Linux系统为了方便得出各个字段的值,提供了一系列宏定义如下:

#define PREEMPT_SHIFT 0
#define SOFTIRQ_SHIFT (PREEMPT_SHIFT + PREEMPT_BITS) //0+8=8
#define HARDIRQ_SHIFT (SOFTIRQ_SHIFT + SOFTIRQ_BITS) //8+8=16
#define NMI_SHIFT (HARDIRQ_SHIFT + HARDIRQ_BITS) //16+4=20

#define __IRQ_MASK(x) ((1UL << (x))-1)

#define PREEMPT_MASK (__IRQ_MASK(PREEMPT_BITS) << PREEMPT_SHIFT)
#define SOFTIRQ_MASK (__IRQ_MASK(SOFTIRQ_BITS) << SOFTIRQ_SHIFT)
#define HARDIRQ_MASK (__IRQ_MASK(HARDIRQ_BITS) << HARDIRQ_SHIFT)
#define NMI_MASK (__IRQ_MASK(NMI_BITS) << NMI_SHIFT)

#define PREEMPT_OFFSET (1UL << PREEMPT_SHIFT) //1<<0
#define SOFTIRQ_OFFSET (1UL << SOFTIRQ_SHIFT) //1<<8
#define HARDIRQ_OFFSET (1UL << HARDIRQ_SHIFT) //1<<16
#define NMI_OFFSET (1UL << NMI_SHIFT) //1<<20

#define SOFTIRQ_DISABLE_OFFSET (2 * SOFTIRQ_OFFSET) //16

#define PREEMPT_ACTIVE_BITS 1
#define PREEMPT_ACTIVE_SHIFT (NMI_SHIFT + NMI_BITS)
#define PREEMPT_ACTIVE (__IRQ_MASK(PREEMPT_ACTIVE_BITS) << PREEMPT_ACTIVE_SHIFT)

#define hardirq_count() (preempt_count() & HARDIRQ_MASK) //硬中断count
#define softirq_count() (preempt_count() & SOFTIRQ_MASK) //软中断count
#define irq_count() (preempt_count() & (HARDIRQ_MASK | SOFTIRQ_MASK \
| NMI_MASK)) //所有中断=硬+软+NMI

从上述的定义可以得出,如果想知道硬中断的次数就使用hardirq_count,如果想知道中断次数就使用softirq_count,如果想知道所有中断的次数就使用irq_count。

/*
* Are we doing bottom half or hardware interrupt processing?
* Are we in a softirq context? Interrupt context?
* in_softirq - Are we currently processing softirq or have bh disabled?
* in_serving_softirq - Are we currently processing softirq?
*/
#define in_irq() (hardirq_count())
#define in_softirq() (softirq_count())
#define in_interrupt() (irq_count())
#define in_serving_softirq() (softirq_count() & SOFTIRQ_OFFSET)

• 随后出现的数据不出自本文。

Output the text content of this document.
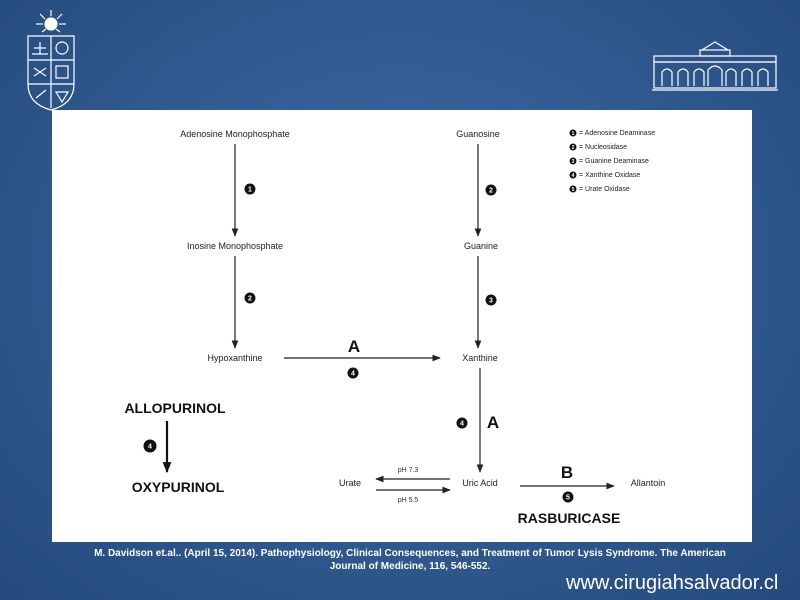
Adenosine Monophosphate
Inosine Monophosphate
Hypoxanthine
Guanosine
Guanine
Xanthine
Uric Acid
Urate	Allantoin
pH 7.3
pH 5.5
ALLOPURINOL
OXYPURINOL
RASBURICASE
A
A
B
1
2
4
2
3
4
4
5
1 = Adenosine Deaminase
2 = Nucleosidase
3 = Guanine Deaminase
4 = Xanthine Oxidase
5 = Urate Oxidase
M. Davidson et.al.. (April 15, 2014). Pathophysiology, Clinical Consequences, and Treatment of Tumor Lysis Syndrome. The American
Journal of Medicine, 116, 546-552.
www.cirugiahsalvador.cl
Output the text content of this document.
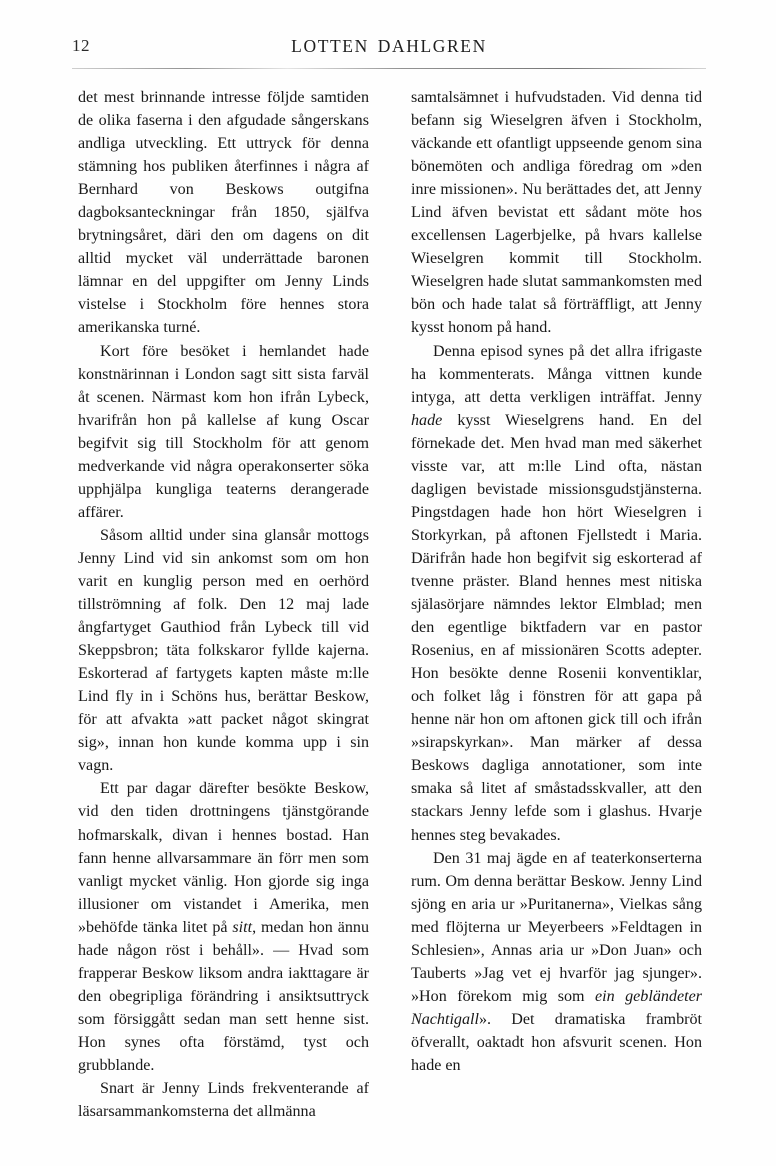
12	LOTTEN DAHLGREN

det mest brinnande intresse följde samtiden de olika faserna i den afgudade sångerskans andliga utveckling. Ett uttryck för denna stämning hos publiken återfinnes i några af Bernhard von Beskows outgifna dagboksanteckningar från 1850, själfva brytningsåret, däri den om dagens on dit alltid mycket väl underrättade baronen lämnar en del uppgifter om Jenny Linds vistelse i Stockholm före hennes stora amerikanska turné.

Kort före besöket i hemlandet hade konstnärinnan i London sagt sitt sista farväl åt scenen. Närmast kom hon ifrån Lybeck, hvarifrån hon på kallelse af kung Oscar begifvit sig till Stockholm för att genom medverkande vid några operakonserter söka upphjälpa kungliga teaterns derangerade affärer.

Såsom alltid under sina glansår mottogs Jenny Lind vid sin ankomst som om hon varit en kunglig person med en oerhörd tillströmning af folk. Den 12 maj lade ångfartyget Gauthiod från Lybeck till vid Skeppsbron; täta folkskaror fyllde kajerna. Eskorterad af fartygets kapten måste m:lle Lind fly in i Schöns hus, berättar Beskow, för att afvakta »att packet något skingrat sig», innan hon kunde komma upp i sin vagn.

Ett par dagar därefter besökte Beskow, vid den tiden drottningens tjänstgörande hofmarskalk, divan i hennes bostad. Han fann henne allvarsammare än förr men som vanligt mycket vänlig. Hon gjorde sig inga illusioner om vistandet i Amerika, men »behöfde tänka litet på sitt, medan hon ännu hade någon röst i behåll». — Hvad som frapperar Beskow liksom andra iakttagare är den obegripliga förändring i ansiktsuttryck som försiggått sedan man sett henne sist. Hon synes ofta förstämd, tyst och grubblande.

Snart är Jenny Linds frekventerande af läsarsammankomsterna det allmänna

samtalsämnet i hufvudstaden. Vid denna tid befann sig Wieselgren äfven i Stockholm, väckande ett ofantligt uppseende genom sina bönemöten och andliga föredrag om »den inre missionen». Nu berättades det, att Jenny Lind äfven bevistat ett sådant möte hos excellensen Lagerbjelke, på hvars kallelse Wieselgren kommit till Stockholm. Wieselgren hade slutat sammankomsten med bön och hade talat så förträffligt, att Jenny kysst honom på hand.

Denna episod synes på det allra ifrigaste ha kommenterats. Många vittnen kunde intyga, att detta verkligen inträffat. Jenny hade kysst Wieselgrens hand. En del förnekade det. Men hvad man med säkerhet visste var, att m:lle Lind ofta, nästan dagligen bevistade missionsgudstjänsterna. Pingstdagen hade hon hört Wieselgren i Storkyrkan, på aftonen Fjellstedt i Maria. Därifrån hade hon begifvit sig eskorterad af tvenne präster. Bland hennes mest nitiska själasörjare nämndes lektor Elmblad; men den egentlige biktfadern var en pastor Rosenius, en af missionären Scotts adepter. Hon besökte denne Rosenii konventiklar, och folket låg i fönstren för att gapa på henne när hon om aftonen gick till och ifrån »sirapskyrkan». Man märker af dessa Beskows dagliga annotationer, som inte smaka så litet af småstadsskvaller, att den stackars Jenny lefde som i glashus. Hvarje hennes steg bevakades.

Den 31 maj ägde en af teaterkonserterna rum. Om denna berättar Beskow. Jenny Lind sjöng en aria ur »Puritanerna», Vielkas sång med flöjterna ur Meyerbeers »Feldtagen in Schlesien», Annas aria ur »Don Juan» och Tauberts »Jag vet ej hvarför jag sjunger». »Hon förekom mig som ein gebländeter Nachtigall». Det dramatiska frambröt öfverallt, oaktadt hon afsvurit scenen. Hon hade en
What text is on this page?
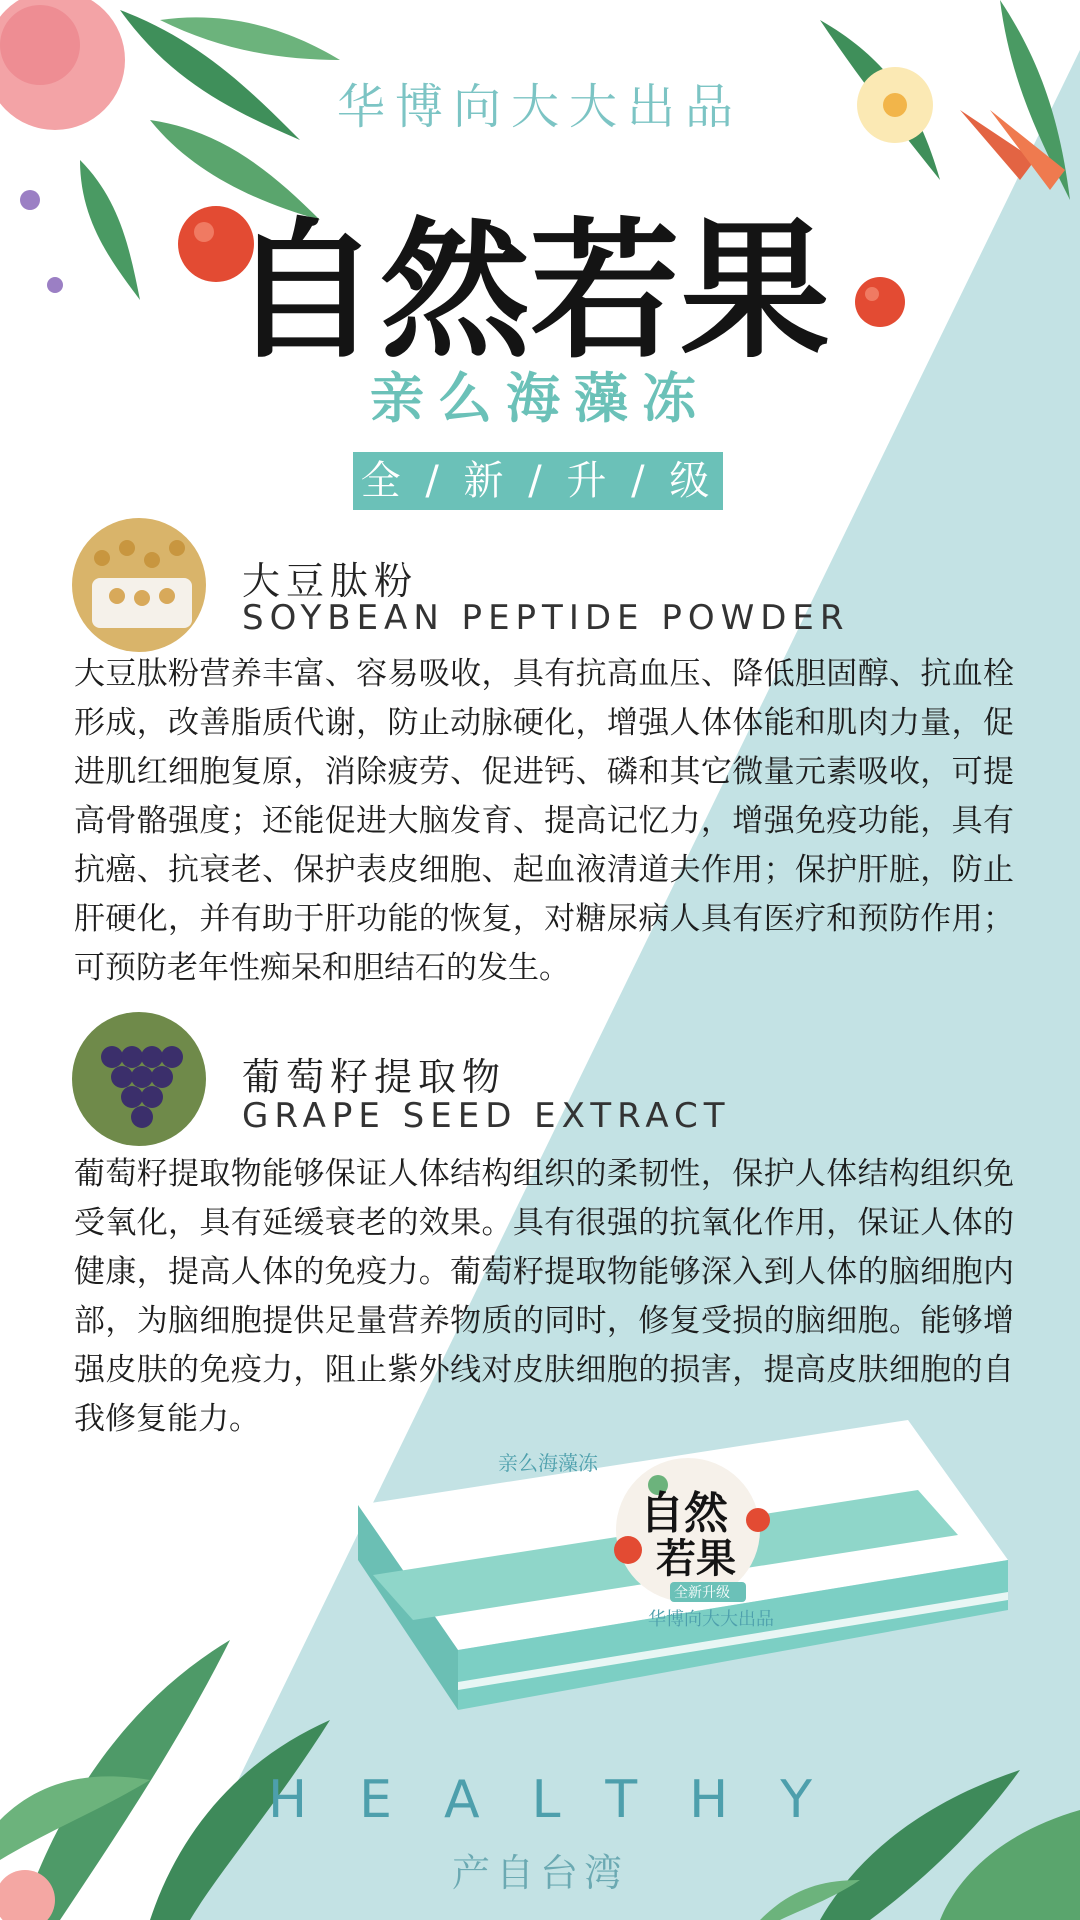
华博向大大出品
自然若果
亲么海藻冻
全 / 新 / 升 / 级
大豆肽粉
SOYBEAN PEPTIDE POWDER
大豆肽粉营养丰富、容易吸收，具有抗高血压、降低胆固醇、抗血栓形成，改善脂质代谢，防止动脉硬化，增强人体体能和肌肉力量，促进肌红细胞复原，消除疲劳、促进钙、磷和其它微量元素吸收，可提高骨骼强度；还能促进大脑发育、提高记忆力，增强免疫功能，具有抗癌、抗衰老、保护表皮细胞、起血液清道夫作用；保护肝脏，防止肝硬化，并有助于肝功能的恢复，对糖尿病人具有医疗和预防作用；可预防老年性痴呆和胆结石的发生。
葡萄籽提取物
GRAPE SEED EXTRACT
葡萄籽提取物能够保证人体结构组织的柔韧性，保护人体结构组织免受氧化，具有延缓衰老的效果。具有很强的抗氧化作用，保证人体的健康，提高人体的免疫力。葡萄籽提取物能够深入到人体的脑细胞内部，为脑细胞提供足量营养物质的同时，修复受损的脑细胞。能够增强皮肤的免疫力，阻止紫外线对皮肤细胞的损害，提高皮肤细胞的自我修复能力。
自然
若果
亲么海藻冻
全新升级
华博向大大出品
HEALTHY
产自台湾
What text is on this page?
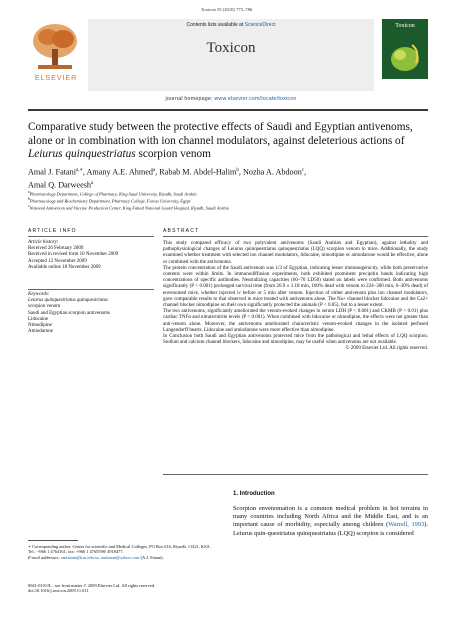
Toxicon 55 (2010) 773–786
ELSEVIER
Contents lists available at ScienceDirect
Toxicon
journal homepage: www.elsevier.com/locate/toxicon
Toxicon
Comparative study between the protective effects of Saudi and Egyptian antivenoms, alone or in combination with ion channel modulators, against deleterious actions of Leiurus quinquestriatus scorpion venom
Amal J. Fatani$^{a,∗}$, Amany A.E. Ahmed$^a$, Rabab M. Abdel-Halim$^b$, Nozha A. Abdoon$^c$,
Amal Q. Darweesh$^a$
$^a$Pharmacology Department, College of Pharmacy, King Saud University, Riyadh, Saudi Arabia
$^b$Pharmacology and Biochemistry Department, Pharmacy College, Faross University, Egypt
$^c$National Antivenom and Vaccine Production Center, King Fahad National Guard Hospital, Riyadh, Saudi Arabia
ARTICLE INFO
Article history:
Received 26 February 2009
Received in revised form 10 November 2009
Accepted 12 November 2009
Available online 18 November 2009
Keywords:
Leiurus quinquestriatus quinquestriatus
scorpion venom
Saudi and Egyptian scorpion antivenoms
Lidocaine
Nimodipine
Amiodarone
ABSTRACT

This study compared efficacy of two polyvalent antivenoms (Saudi Arabian and Egyptian), against lethality and pathophysiological changes of Leiurus quinquestriatus quinquestriatus (LQQ) scorpion venom in mice. Additionally, the study examined whether treatment with selected ion channel modulators, lidocaine, nimodipine or amiodarone would be effective, alone or combined with the antivenoms.

The protein concentration of the Saudi antivenom was 1/3 of Egyptian, indicating lesser immunogenicity, while both preservative contents were within limits. In immunodiffusion experiments, both exhibited prominent precipitin bands indicating high concentrations of specific antibodies. Neutralizing capacities (60–70 LD50) stated on labels were confirmed. Both antivenoms significantly (P < 0.001) prolonged survival time (from 26.9 ± 1.18 min, 100% dead with venom to 224–300 min, 0–30% dead) of envenomed mice, whether injected iv before or 5 min after venom. Injection of either antivenom plus ion channel modulators, gave comparable results to that observed in mice treated with antivenoms alone. The Na+ channel blocker lidocaine and the Ca2+ channel blocker nimodipine on their own significantly protected the animals (P < 0.05), but to a lesser extent.

The two antivenoms, significantly ameliorated the venom-evoked changes in serum LDH (P < 0.001) and CKMB (P < 0.01) plus cardiac TNFα and nitrate/nitrite levels (P < 0.001). When combined with lidocaine or nimodipine, the effects were not greater than anti-venom alone. Moreover, the antivenoms ameliorated characteristic venom-evoked changes in the isolated perfused Langendorff hearts. Lidocaine and amiodarone were more effective than nimodipine.

In Conclusion both Saudi and Egyptian antivenoms protected mice from the pathological and lethal effects of LQQ scorpion. Sodium and calcium channel blockers, lidocaine and nimodipine, may be useful when antivenoms are not available.

© 2009 Elsevier Ltd. All rights reserved.

1. Introduction
Scorpion envenomation is a common medical problem in hot terrains in many countries including North Africa and the Middle East, and is an important cause of morbidity, especially among children (Warrell, 1993). Leiurus quin-questriatus quinquestriatus (LQQ) scorpion is considered
∗ Corresponding author. Center for scientific and Medical Colleges, PO Box 616, Riyadh, 11421, KSA. Tel.: +966 1 4764161; fax: +966 1 4765598/ 4918477.
E-mail addresses: amfatani@ksu.edu.sa, amfatani@yahoo.com (A.J. Fatani).
0041-0101/$ – see front matter © 2009 Elsevier Ltd. All rights reserved.
doi:10.1016/j.toxicon.2009.11.011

其中in_irq用于判断当前进程是否在硬中断中,in_softirq用于判断是否当前进程在软件中断或者有别的进程disable了软中断,in_interrupt用于判断当前进程是否在中断中,而in_serving_softirq用于判断当前进程是否在软件中断中,通过bit8这一位来判断。

#define in_atomic() ((preempt_count() & ~PREEMPT_ACTIVE) != 0)

这个宏可以判断当前进程是否处于原子操作中。